Is more kilowatts and more air better?
Like so many industries, the compressed air industry is in full swing. Not least driven by efficiency improvements with regard to energy consumption and therefore indirectly also with climate change.
If you are going to buy a new compressor, you will of course pay attention to that. In the past, it was often about more air to keep space when there was a higher consumption. That’s really different now. But is the climate all that matters?
No, it is a combination of a number of factors. Here I mention some important ones.
#1 The most compressed air at the lowest cost. The initial purchase is only part of that. What is the cost of electricity to run the compressor in the early years? What about the costs after five years? Since electricity accounts for 80% of a compressor’s total lifetime cost, properly mapping the total cost of ownership (TOC) is part of the essential preparation.
#2 Forget the idea that kilowatts are the most important factor in determining compressor size. A better question would be: How many m³/min does your factory really need? A miscalculation here can cost you many thousands of euros if you choose one that is too big for its job. Providing insight is a science in itself. If your production hasn’t changed much, it’s a good idea to match your replacement compressor with your old one. If it doesn’t or if you are not sure, always have an audit carried out by an independent expert.
#3 Have you made an analysis and do you think you are OK with it? Or have some manufacturers already made an offer based on their knowledge and skills? Have this checked by an independent expert. It usually doesn’t cost much and you immediately get an insight into what it really is all about. Do not forget to also include compressed air drying and filtering.

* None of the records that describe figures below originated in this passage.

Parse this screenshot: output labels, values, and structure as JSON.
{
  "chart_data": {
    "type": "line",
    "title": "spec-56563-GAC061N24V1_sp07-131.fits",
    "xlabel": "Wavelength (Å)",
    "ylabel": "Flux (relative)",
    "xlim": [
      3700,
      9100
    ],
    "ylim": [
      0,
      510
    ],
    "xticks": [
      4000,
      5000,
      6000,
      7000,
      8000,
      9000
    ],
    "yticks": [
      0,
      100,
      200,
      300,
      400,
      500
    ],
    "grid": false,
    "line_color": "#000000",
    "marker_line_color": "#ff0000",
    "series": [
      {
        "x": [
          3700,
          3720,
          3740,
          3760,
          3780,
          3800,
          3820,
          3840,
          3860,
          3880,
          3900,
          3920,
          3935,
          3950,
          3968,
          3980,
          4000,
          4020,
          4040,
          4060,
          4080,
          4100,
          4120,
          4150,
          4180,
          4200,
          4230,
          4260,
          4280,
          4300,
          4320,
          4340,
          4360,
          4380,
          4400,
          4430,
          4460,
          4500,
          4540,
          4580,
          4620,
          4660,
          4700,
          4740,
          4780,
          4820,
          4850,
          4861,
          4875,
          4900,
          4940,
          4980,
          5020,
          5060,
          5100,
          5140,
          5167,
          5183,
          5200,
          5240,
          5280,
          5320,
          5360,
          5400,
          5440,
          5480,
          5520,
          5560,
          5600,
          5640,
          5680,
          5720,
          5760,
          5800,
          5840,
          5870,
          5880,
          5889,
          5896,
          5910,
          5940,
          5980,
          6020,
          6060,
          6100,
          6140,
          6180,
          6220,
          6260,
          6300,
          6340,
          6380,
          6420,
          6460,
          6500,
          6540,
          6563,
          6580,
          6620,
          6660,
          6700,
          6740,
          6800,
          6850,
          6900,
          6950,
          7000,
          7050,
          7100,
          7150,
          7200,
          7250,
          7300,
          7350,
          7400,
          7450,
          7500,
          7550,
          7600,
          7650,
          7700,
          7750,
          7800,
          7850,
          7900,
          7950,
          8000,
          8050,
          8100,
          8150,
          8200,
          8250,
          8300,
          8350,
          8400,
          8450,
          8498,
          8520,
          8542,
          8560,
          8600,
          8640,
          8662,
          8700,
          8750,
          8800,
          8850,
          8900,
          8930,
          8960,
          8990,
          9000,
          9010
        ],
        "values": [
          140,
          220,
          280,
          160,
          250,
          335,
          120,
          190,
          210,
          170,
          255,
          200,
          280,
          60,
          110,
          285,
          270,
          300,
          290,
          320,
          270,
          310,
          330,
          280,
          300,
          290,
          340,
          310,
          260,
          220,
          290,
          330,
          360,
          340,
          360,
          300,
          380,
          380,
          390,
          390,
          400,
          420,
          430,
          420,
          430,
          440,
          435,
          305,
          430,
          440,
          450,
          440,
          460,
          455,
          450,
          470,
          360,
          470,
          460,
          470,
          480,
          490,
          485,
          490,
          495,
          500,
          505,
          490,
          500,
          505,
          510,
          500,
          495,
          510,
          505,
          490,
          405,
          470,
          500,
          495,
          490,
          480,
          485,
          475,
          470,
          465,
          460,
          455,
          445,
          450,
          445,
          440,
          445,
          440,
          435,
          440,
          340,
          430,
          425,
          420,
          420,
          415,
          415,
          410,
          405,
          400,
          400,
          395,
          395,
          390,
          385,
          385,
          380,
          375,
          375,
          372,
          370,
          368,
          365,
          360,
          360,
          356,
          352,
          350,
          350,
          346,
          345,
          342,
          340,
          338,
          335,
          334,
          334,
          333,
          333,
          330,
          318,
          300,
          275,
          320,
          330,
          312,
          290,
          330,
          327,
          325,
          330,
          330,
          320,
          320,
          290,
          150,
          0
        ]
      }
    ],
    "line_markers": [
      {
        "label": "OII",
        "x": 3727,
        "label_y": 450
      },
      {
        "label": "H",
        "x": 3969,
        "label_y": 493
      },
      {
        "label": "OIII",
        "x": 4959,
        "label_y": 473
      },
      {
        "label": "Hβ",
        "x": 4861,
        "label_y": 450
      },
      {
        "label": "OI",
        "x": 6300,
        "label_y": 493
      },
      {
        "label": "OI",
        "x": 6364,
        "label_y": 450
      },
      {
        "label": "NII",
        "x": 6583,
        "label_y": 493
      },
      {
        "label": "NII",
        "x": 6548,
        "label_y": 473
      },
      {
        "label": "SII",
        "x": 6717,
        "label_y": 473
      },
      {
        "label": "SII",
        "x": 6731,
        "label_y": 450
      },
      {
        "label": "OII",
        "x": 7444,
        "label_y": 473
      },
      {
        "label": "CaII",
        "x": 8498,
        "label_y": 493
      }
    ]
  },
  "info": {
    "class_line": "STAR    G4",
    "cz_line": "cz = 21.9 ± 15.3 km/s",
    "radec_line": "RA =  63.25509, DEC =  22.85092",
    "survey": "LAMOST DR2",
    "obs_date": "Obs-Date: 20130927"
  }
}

#4 Be aware of what pressure does to your energy consumption. One bar more pressure costs you in the long term a lot of money. With energy prices nowadays and in the future it will have even more impact on your cost. If you are using different pressures in your production facility it would be worth to look at separating the systems instead of reducing the pressure at local user points. All depending on factors of course.
#5 Make sure you system leaks are detected and closed. This can easily save you between 5% (good systems) and 25% (bad systems) of air consumption. It has a direct impact on the size of the compressor and thus the energy consumption.
#6 Look at where you are going to install the new compressor. An old compressor room might acceptable but be critical on for example the ambient air temperature in the old compressor room. Avoid high air temperatures because it rises the energy consumption of your compressor.
(see blog: https://www.oilfree-air.eu/avoid-high-ambient-air-temperatures-and-save-money/ )
#7 Be critical to what others say and don’t be fooled by the opinion of a reseller / dealer or manufacturer. For example VSD is not always the best solution, luckily often it is, but stay critical
(see blog: https://www.oilfree-air.eu/downside-of-using-large-vsd-oil-free-screw-compressor/ )
#8 Sometimes it is worth to install a spare connection in your compressed air system while you are making other investments at the same time. In case of future failure it becomes far easier to connect a temporary air solution and will save you downtime in this event. (electric , water and air)
#9 Look at the combination of compressors and dryers. What is the amount of water allowed in your system (Pressure dew point)? Can you use a refrigerant dryer instead of a more expensive desiccant dryer? And in case you do need a desiccant dryer would you choose for a heatless, blower heated or heat of compression (HOC) dryer ? (see blog: https://www.oilfree-air.eu/pressure-dew-point-pdp-explained-in-compressed-air-systems/ )
Conclusion: There are a number of other factors that influence your energy and investment cost. Before you switch to a capital purchase, let yourself be informed.